Bacteria's immune systems, called the CRISPR/Cas system, prevent them from being infected by viruses. The researchers analyzed this immune system within P. aeruginosa in a group of cystic fibrosis patients at a clinic in Copenhagen, Denmark and they found that the bacterial immune profiles were diverse.
"The bacterial population in Copenhagen looks like the global diversity," Whitaker said. "Within a person it's not diverse, but within this community, within this one hospital, it is."
From there, they wanted to see if they could determine which viruses had a chance of infecting that population of bacteria. They compared the bacterial population to known viruses of P. aeruginosa, and found that some viruses were highly targeted by the bacteria's immune system, while others were not.
"That's kind of a surprise, because you would think that maybe there'd be one virus or something that would be the focus of immunity," Whitaker said. "But really there's a diverse immune profile to a diversity of viruses."
Whitaker said this knowledge could be used to target -- or at least be cautious of -- certain viruses that could invade bacterial populations in specific hospitals.
"It kind of gets to community medicine ideas . . . can we predict how this epidemic is going to spread in this bacterial population?" she said. "These data can be used to do that."
For now, the research is at more of a predictive stage until scientists figure out where these viruses come from.
"Until we know that, it would be hard to design a strategy to stop transmission," Whitaker said. "There are some other pieces of the puzzle that we need before we can really design strategies to prevent this transmission. This is sort of the first step."
However, scientists don't always want to protect P. aeruginosa from potential viruses. In this case, viruses are helping cystic fibrosis patients by killing off deadly bacteria.
Cystic fibrosis patients will often use phage therapy, which uses viruses to kill bacteria, to target P. aeruginosa, which has some strains that are resistant to antibiotics.
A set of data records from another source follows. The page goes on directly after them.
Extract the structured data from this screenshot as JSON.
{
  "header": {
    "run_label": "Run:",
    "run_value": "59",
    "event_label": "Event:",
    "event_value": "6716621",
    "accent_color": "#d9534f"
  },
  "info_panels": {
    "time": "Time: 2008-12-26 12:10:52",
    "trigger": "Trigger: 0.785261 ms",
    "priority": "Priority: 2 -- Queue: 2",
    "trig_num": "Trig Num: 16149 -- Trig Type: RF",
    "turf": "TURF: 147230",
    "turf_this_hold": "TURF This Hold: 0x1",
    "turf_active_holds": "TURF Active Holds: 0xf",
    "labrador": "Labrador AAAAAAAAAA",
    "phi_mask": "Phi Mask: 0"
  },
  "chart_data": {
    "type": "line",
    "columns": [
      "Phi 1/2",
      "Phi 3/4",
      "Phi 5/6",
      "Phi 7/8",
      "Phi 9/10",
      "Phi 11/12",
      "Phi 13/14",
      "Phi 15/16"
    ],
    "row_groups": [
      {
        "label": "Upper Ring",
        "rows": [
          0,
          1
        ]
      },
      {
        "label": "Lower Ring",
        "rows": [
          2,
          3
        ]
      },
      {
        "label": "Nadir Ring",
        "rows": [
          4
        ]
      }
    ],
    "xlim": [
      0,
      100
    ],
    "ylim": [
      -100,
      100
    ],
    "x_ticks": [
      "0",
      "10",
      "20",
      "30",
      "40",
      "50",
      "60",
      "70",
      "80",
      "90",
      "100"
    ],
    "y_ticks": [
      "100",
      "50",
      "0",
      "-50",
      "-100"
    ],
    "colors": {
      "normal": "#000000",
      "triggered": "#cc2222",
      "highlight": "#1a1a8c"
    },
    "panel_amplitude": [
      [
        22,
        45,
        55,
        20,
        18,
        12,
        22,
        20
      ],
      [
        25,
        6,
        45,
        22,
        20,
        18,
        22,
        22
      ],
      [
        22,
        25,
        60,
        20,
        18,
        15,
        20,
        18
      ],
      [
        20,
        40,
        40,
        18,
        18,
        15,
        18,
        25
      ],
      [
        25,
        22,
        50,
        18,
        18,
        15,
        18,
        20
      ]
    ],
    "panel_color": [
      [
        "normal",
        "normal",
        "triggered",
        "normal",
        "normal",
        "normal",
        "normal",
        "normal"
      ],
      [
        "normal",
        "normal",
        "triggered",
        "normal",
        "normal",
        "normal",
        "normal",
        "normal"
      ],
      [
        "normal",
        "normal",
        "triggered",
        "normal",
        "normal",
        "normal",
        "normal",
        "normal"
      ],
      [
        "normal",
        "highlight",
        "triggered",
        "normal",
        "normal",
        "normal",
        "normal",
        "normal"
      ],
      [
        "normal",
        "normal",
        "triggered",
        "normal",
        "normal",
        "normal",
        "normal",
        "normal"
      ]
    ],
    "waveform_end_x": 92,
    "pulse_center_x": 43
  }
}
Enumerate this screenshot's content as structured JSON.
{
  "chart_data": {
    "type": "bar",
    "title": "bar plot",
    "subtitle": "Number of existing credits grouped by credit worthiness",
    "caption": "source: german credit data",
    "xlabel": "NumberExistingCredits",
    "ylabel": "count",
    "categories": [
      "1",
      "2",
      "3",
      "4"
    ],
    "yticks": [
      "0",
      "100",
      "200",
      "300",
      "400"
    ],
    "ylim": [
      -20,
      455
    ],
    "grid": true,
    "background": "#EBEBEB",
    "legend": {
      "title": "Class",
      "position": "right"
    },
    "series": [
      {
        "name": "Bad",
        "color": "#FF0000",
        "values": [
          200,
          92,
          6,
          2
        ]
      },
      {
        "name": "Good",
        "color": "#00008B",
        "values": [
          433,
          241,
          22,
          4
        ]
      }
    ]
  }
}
Knowing the immune profiles of the bacteria's population may help improve this kind of therapy.
"The next step is to try to figure out where the viruses are coming from and how they spread, and whether we might be able to use them in phage therapy," Whitaker said.
On a larger scale, this research lays a foundation for other researchers who study bacterial infections, whether they're looking to stop antibiotic resistance or prevent epidemics.
"It's using the basic evolutionary principles of immunity to understand infectious disease," Whitaker said.
This is one of the goals of the IGOH theme, which applies evolutionary and ecological principles to the dynamics of infection -- whether it's good or bad infection.
"We don't really want to prevent epidemics in this case -- we want to promote epidemics of the viruses that kill the bacteria," Whitaker said. "I think that this is a big step in that direction."